Another propagation task was digging up clumps of primulas after flowering, dividing and replanting. I have separate colourways in different flower beds, cream, white, red and mauve.
I have just planted two bare-rooted apple cultivars, Royal Gala and Braeburn, both on M26 rootstock. These are in the allotment, to be trained as step over apples at 30cm high, to separate the paths from the vegetable beds.
Tasks in the Flower Garden
Deadhead spring flowering bulbs. Lift and divide overcrowded clumps and apply a liquid fertiliser, allow foliage to die down naturally.
Take softwood cuttings of tender perennials, e.g. marguerites (argyranthemum), fuchsia, dahlia and geraniums (pelargonium). Perennials showing new shoots can be propagated via basal stem cuttings.
Put supports in place for tall plants in the borders - peonies, delphiniums and oriental poppies, etc. Tie in climbers to their supports - for example honeysuckle, clematis and wisteria.
Cut back tender shrubs like penstemons, caryopteris and fuchsia that can get leggy and ungainly. Clip evergreen hedges e.g. yew. Prune out frost damage from shrubs. Prune forsythia, ribes (flowering currant), weigela, clematis montana and chaenomeles japonica (ornamental quince) after flowering.
Lift and divide congested clumps of iris after flowering.
Undertake the Chelsea chop on perennial heleniums, rudbeckia and sedums, etc. to extend the flowering and enhance self-support.
Start sowing the seeds of biennials, foxgloves, hollyhocks, sweet william and wallflowers.
Plant autumn flowering bulbs and then summer bedding at the end of the month.
Tasks in the Vegetable Garden
Earth up potatoes as shoots appear, to protect from late frosts.

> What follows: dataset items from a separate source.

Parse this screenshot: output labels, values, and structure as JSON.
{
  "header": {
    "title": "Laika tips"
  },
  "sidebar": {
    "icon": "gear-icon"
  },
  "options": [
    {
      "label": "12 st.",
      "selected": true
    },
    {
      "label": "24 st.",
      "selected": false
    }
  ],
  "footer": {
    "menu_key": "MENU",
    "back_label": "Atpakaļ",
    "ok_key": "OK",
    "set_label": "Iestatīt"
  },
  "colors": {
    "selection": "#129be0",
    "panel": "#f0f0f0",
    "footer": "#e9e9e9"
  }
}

Harden plants raised in the greenhouse by gradually acclimatising to the outside before planting out.
Transplant leeks to their final growing positions.
Sow hardy and half hardy vegetables outdoors, e.g. roots and brassicas. Sow tender vegetables, e.g., pumpkin, squash and courgettes indoors.
Prepare trenches for planting out French and climbing beans; greedy plants that will need moisture.
Lookout for the myriad of pests such as sawfly on gooseberries, vine weevil grubs in pots, black fly on beans, green fly and scale insect on other plants and red spider-mite in the greenhouse.